When are these people going to get it through their heads that the government doesn't exist just for vanity plates and welfare handouts? This "issue" of whether your birth certificate accurately reflects your "gender" is not an issue at all, really. The birth certificate should record what the doctor sees when you come out (in the original sense) into the world. If the doctor sees a penis, you're "male." If he sees a vagina, you're "female." And if you come, with time, to feel your "gender" doesn't match your "sex," well that's all fine then, feel free to identify with another gender. But what you physically were at birth should stay in the "sex" blank on your birth certificate. Why there is even a "gender" blank at all is beyond me (since what 2-minute-old has a gender identity yet anyway?) - but if there is one let's just remove it. Nowhere does it need to be recorded for any reason what "gender" (as distinct from "sex") a person is. And it seems to me that even those who go through and get a sex change operation need to keep their original sex on their birth certificate. After all, that's the sex they were when born! It isn't as though surgery were retroactive! (I guess cancer would be a lot less painful if it were... Just think of the paradox. "I've removed the tumor, Mr. Smith, which means you never had it. Which means I can't have removed it, since it was never there for me to remove. Which means...Dear God, the universe is going to fall into an infinite regress loop!") Maybe they could just stamp the birth certificate with something that says "some facts noted here have changed, see Vital Statistics for clarification."

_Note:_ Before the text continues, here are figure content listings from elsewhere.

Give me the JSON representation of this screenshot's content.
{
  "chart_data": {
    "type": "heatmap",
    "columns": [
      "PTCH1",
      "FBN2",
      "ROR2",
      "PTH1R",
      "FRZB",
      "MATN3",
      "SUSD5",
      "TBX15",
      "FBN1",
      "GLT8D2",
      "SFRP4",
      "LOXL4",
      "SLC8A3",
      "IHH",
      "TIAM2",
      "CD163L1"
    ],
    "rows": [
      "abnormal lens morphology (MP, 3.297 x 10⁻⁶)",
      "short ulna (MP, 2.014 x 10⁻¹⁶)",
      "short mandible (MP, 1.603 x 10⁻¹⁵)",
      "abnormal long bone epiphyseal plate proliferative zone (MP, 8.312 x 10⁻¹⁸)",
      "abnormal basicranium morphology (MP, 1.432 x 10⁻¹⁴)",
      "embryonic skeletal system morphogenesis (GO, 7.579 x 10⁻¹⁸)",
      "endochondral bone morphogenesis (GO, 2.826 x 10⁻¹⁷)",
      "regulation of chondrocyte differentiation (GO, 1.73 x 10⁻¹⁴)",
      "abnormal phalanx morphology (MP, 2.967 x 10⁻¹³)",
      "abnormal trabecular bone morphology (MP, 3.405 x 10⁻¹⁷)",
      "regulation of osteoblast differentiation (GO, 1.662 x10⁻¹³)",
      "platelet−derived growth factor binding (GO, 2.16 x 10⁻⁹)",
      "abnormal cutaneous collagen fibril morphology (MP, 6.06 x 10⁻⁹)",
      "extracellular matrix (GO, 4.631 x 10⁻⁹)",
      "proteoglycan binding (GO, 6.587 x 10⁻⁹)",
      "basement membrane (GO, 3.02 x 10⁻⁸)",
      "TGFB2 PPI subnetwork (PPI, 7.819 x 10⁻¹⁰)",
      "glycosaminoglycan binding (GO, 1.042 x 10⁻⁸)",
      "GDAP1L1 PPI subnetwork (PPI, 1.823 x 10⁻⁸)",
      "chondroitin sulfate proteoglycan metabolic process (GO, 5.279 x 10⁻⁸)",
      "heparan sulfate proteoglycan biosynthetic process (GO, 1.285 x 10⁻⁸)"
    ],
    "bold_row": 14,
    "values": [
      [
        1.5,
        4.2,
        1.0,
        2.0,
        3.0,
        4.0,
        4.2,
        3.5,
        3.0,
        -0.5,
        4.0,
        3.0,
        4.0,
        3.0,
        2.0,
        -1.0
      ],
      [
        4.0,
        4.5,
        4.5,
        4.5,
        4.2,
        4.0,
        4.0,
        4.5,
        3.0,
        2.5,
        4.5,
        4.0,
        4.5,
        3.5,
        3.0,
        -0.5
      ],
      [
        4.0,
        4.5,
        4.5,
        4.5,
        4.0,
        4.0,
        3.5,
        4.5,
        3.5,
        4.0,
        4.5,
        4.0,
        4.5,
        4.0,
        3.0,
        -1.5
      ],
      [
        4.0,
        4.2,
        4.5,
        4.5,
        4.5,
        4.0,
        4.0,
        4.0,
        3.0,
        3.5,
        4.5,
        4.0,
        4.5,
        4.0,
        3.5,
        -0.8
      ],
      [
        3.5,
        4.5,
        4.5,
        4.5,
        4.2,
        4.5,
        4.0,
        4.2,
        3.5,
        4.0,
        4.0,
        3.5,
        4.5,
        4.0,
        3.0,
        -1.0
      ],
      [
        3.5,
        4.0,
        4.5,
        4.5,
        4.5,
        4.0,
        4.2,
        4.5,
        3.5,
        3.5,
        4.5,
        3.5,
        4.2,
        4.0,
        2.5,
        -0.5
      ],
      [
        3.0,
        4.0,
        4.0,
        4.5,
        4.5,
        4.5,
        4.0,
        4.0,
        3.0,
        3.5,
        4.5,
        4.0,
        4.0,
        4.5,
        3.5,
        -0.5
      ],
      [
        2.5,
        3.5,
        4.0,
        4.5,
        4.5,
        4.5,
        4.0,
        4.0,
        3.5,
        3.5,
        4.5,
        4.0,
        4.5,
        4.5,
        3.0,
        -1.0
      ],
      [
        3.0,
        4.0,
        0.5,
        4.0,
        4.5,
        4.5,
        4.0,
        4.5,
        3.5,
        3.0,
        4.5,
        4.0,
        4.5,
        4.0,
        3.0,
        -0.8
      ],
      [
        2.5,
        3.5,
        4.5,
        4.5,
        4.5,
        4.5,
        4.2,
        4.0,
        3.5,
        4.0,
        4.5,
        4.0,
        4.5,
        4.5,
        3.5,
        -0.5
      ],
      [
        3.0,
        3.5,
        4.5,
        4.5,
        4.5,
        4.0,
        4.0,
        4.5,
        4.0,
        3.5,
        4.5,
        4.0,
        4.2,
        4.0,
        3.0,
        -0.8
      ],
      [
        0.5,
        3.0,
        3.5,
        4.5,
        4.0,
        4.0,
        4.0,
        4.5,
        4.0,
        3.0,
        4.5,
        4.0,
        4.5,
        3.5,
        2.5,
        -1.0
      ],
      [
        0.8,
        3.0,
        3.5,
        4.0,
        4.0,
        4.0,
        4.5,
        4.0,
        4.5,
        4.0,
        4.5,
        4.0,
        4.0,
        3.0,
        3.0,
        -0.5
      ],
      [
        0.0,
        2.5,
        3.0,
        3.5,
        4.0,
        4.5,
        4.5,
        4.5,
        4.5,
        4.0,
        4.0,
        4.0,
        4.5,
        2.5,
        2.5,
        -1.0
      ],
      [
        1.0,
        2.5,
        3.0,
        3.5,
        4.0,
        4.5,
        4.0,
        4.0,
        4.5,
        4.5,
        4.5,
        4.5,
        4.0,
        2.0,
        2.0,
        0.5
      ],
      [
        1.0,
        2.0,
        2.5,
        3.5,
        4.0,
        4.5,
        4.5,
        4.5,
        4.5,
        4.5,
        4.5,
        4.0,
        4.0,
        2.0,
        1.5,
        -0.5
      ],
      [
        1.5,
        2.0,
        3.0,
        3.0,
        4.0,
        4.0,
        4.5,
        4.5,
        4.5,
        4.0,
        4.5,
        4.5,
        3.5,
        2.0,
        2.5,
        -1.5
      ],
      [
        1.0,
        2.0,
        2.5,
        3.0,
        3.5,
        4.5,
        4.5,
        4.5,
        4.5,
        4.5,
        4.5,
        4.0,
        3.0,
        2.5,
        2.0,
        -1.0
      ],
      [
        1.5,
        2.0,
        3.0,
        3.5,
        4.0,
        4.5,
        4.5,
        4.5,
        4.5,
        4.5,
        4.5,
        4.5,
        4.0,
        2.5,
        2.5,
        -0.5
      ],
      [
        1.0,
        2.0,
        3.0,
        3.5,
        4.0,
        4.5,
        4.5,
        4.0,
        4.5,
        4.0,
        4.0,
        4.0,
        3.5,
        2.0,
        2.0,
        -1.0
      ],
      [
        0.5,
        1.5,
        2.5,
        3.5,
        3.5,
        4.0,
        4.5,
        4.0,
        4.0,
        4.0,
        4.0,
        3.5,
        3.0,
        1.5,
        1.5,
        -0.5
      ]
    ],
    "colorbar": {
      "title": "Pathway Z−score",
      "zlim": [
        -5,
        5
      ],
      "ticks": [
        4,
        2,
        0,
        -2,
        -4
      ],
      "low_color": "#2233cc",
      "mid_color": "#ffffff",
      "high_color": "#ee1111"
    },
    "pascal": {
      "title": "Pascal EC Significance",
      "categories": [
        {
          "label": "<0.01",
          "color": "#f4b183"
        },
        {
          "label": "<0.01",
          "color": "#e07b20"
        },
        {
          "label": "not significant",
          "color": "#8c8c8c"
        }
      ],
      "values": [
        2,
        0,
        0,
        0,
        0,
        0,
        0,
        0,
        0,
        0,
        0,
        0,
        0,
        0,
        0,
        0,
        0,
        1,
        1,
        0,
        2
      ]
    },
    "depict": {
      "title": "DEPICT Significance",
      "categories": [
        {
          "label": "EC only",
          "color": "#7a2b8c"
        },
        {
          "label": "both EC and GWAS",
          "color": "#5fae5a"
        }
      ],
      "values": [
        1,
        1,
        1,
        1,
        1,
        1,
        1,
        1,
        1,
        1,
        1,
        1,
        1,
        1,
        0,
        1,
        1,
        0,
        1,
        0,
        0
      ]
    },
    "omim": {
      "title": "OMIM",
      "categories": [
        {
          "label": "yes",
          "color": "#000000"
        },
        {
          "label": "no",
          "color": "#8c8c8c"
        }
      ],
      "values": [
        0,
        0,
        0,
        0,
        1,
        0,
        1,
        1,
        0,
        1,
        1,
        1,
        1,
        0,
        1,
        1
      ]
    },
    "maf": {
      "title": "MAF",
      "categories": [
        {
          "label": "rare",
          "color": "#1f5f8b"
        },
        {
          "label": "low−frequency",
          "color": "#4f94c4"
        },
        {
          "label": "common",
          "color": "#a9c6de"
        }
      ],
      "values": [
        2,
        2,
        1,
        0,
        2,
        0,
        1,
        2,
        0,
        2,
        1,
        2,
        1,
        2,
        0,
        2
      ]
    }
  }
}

In any case, I find it deeply offensive that GLBT people think that the government paper-pushers should cater to their self-esteem issues in this way. They need to grow up and learn that the government isn't a Giver of Identities. Your legal identity is NOT the same as your personal self-image, nor was it ever intended to be, nor should it be. Or - maybe - "offensive" isn't the right word. "Frightening" is probaby a better one - because it's symptomatic of the fact that people are coming more and more to see the government as a kind of deity. It provides them with manna from Heaven when they don't want to work, it tells them who and what they are, it alone (apparently) can give sanction to love, etc. That's frightening.